The Law Commission has released its fourth and final report on privacy law. One of its key recommendations is data breach notification, or as the Commission puts it:
… notification should be mandatory in cases where notification will enable people to take steps to mitigate a risk of significant harm, or where the breach is a serious one (for example, because the information is particularly sensitive).
Notification should be made to the individual whose information has been compromised, and also to the Office of the Privacy Commissioner.
This would be a major – and welcome – change from the status quo, which is that agencies (e.g. companies holding personal information) are generally under no legal obligation (unless such obligation is assumed) to report data breaches. Sir Geoffrey Palmer commented on the situation last year:
Another subject on which we are contemplating some changes is data breach notification… Currently holders of personal information, both public and private sector agencies, are under no legal obligation to notify individuals or the Privacy Commissioner when an individual’s personal information is compromised – if, for example, it is lost or obtained by computer hackers. … This means that agencies are not required to notify individuals whose personal information has been compromised, no matter how sensitive the information and no matter how serious the risk of harm that could be suffered as a result.
A data breach notification regime, while imposing some compliance cost on organisations, is a necessary thing in today’s world.
Recently I had my own example of when such a regime might have been useful, when my bank informed me that I had “suspicious activity” on my credit card – a large transaction from Portugal. What was curious was that I had only had that card for a few months, and had not used it much at all (and not online at all). The card could have been physically copied somehow, but if one of the few merchants who I had used it with had lost the data via hacking, there is no obligation for them to advise me of the loss – nor any other information that may have been lost with it.

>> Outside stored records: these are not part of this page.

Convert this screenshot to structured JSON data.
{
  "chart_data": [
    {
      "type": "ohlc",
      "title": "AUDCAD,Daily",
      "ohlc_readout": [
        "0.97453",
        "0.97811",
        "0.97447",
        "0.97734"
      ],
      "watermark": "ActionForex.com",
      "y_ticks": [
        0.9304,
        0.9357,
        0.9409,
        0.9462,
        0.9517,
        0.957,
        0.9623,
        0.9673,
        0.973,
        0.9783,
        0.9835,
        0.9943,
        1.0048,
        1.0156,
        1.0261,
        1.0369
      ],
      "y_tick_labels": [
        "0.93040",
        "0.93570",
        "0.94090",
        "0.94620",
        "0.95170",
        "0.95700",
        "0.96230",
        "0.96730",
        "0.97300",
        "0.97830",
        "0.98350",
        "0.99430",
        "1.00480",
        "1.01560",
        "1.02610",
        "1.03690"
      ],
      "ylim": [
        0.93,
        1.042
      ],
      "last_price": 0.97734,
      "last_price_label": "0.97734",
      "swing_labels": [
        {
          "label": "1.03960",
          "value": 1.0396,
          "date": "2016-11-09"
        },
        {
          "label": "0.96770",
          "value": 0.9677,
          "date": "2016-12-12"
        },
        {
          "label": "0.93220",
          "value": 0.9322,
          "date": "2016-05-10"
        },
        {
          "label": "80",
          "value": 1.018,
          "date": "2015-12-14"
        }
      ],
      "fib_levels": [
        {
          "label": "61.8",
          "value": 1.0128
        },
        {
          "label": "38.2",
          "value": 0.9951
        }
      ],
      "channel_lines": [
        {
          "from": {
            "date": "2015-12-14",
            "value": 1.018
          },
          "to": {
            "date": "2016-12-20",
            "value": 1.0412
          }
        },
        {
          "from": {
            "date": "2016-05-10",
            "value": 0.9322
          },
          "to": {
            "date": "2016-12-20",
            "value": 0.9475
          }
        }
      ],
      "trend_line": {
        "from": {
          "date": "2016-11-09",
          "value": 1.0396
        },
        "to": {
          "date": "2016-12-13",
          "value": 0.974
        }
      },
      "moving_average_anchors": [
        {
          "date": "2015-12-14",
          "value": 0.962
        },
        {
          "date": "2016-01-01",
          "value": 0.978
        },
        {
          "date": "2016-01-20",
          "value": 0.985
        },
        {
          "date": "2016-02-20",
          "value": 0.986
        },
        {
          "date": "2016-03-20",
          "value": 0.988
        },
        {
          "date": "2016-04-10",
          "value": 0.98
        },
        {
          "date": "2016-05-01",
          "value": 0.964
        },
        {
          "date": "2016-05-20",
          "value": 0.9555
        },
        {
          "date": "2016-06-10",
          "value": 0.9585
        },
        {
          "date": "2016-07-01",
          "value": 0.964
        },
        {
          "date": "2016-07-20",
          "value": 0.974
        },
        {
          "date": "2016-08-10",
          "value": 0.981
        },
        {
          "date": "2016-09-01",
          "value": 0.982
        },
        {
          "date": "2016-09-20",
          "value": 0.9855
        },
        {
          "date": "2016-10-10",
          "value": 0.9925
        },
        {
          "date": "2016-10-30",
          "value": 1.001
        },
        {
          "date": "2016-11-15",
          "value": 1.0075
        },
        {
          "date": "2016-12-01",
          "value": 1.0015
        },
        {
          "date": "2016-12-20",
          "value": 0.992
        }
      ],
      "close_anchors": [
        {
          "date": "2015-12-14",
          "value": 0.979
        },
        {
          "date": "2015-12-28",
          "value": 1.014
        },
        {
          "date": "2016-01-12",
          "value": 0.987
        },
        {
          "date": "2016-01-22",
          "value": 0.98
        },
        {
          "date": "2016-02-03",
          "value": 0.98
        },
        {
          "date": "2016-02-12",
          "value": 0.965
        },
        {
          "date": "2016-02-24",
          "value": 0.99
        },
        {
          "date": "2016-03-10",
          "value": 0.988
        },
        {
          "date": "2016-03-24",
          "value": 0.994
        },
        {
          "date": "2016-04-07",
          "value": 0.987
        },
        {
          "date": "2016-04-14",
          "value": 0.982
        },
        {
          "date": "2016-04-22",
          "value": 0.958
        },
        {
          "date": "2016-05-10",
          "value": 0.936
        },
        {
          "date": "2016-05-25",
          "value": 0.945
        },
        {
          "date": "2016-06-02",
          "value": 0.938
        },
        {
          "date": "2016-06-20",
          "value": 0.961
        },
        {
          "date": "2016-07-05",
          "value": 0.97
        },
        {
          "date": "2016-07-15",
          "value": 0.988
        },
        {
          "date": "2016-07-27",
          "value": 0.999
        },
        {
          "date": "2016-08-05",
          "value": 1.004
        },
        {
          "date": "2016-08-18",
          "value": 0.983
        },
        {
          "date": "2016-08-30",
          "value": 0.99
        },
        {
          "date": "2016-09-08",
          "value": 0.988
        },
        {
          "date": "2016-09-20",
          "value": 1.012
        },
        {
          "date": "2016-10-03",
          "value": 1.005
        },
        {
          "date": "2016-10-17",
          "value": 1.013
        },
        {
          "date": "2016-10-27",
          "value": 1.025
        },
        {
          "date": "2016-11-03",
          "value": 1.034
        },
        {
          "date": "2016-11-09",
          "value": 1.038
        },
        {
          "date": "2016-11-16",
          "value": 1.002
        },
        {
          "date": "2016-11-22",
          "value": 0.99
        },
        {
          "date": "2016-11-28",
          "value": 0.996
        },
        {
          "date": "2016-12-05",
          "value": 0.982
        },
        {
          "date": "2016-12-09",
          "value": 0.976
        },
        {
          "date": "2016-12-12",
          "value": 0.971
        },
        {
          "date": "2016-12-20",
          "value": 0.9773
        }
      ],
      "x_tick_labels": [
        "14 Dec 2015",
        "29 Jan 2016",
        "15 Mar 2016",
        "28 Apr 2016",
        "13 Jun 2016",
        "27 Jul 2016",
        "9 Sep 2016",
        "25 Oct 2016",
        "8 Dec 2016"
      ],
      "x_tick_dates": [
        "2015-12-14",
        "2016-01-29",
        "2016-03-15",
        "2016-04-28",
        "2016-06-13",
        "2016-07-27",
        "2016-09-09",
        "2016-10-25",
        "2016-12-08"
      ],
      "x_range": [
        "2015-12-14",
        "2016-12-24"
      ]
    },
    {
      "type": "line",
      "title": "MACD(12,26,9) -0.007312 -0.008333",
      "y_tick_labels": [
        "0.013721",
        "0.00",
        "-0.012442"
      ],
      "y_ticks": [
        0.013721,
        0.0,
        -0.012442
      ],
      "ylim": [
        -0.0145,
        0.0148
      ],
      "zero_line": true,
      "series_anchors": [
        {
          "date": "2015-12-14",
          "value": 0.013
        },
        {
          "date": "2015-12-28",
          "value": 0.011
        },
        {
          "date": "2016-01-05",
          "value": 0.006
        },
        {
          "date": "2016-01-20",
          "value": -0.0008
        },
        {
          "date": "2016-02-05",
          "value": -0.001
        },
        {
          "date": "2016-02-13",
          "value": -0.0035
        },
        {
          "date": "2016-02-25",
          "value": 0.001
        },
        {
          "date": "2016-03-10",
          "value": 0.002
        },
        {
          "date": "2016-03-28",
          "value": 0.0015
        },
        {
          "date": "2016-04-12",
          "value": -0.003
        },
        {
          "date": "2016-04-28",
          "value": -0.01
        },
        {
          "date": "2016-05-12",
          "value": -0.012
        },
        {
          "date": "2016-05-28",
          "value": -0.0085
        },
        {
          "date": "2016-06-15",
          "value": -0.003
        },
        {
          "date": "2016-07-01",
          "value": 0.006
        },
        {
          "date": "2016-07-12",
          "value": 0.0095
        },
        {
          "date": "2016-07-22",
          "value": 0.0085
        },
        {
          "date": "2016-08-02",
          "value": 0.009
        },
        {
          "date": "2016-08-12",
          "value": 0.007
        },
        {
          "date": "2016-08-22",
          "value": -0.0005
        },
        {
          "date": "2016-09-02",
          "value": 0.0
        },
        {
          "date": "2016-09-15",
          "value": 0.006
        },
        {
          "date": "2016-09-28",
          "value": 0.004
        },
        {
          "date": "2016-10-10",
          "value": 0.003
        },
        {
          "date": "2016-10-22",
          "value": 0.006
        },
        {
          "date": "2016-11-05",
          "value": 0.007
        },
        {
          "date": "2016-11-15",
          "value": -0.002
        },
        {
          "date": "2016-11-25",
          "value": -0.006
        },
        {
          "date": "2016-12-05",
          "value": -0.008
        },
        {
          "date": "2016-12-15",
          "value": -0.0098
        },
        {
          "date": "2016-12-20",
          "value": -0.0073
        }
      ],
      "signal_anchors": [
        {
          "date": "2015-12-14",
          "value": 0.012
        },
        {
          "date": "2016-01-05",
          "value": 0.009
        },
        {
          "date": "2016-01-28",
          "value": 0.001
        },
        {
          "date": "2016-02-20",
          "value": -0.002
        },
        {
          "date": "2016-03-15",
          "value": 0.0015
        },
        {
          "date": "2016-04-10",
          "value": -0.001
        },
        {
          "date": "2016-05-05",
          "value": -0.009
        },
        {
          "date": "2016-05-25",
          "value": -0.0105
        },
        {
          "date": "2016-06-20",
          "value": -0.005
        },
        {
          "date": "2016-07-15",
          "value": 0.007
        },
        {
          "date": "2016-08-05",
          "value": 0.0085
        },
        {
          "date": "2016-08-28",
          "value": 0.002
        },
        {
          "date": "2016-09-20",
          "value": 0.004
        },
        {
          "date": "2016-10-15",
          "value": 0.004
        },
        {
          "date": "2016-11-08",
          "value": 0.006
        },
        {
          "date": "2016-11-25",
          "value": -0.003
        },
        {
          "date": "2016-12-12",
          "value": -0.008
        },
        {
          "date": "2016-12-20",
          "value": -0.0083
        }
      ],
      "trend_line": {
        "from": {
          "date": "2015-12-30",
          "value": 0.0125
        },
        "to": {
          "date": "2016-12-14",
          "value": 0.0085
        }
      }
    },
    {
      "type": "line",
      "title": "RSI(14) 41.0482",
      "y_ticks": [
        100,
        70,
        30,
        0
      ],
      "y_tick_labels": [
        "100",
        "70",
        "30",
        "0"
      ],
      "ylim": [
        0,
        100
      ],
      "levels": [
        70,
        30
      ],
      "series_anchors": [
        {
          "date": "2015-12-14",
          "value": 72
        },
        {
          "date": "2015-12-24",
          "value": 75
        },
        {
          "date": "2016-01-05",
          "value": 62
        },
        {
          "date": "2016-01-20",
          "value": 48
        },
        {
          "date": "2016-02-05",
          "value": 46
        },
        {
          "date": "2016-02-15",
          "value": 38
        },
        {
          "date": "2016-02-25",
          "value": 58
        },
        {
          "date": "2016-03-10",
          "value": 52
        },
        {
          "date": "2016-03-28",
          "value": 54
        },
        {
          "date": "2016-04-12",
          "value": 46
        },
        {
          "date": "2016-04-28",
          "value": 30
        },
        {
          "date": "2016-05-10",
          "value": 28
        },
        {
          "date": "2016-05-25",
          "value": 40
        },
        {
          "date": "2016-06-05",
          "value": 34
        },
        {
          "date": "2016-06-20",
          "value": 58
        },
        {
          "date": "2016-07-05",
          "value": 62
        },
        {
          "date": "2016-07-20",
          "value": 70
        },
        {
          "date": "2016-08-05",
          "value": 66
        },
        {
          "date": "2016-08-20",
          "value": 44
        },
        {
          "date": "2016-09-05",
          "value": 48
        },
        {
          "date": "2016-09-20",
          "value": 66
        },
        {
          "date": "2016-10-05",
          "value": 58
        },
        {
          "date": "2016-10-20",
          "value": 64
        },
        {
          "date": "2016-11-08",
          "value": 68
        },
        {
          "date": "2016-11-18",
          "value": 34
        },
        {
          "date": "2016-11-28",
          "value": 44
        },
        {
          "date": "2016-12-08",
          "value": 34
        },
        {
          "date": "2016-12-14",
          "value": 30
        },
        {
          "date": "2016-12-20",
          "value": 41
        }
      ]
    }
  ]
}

The example of credit cards was specifically mentioned by Law Commissioner Professor John Burrows in announcing the recommendation:
“People have a right to know if their information has been compromised in a serious way”, said Law Commissioner Professor John Burrows. “Then they can take measures to protect themselves (such as cancelling credit cards), or can at least prepare themselves for any consequences of the breach.”
It will be interesting to see how the details of such a regime are eventually formulated.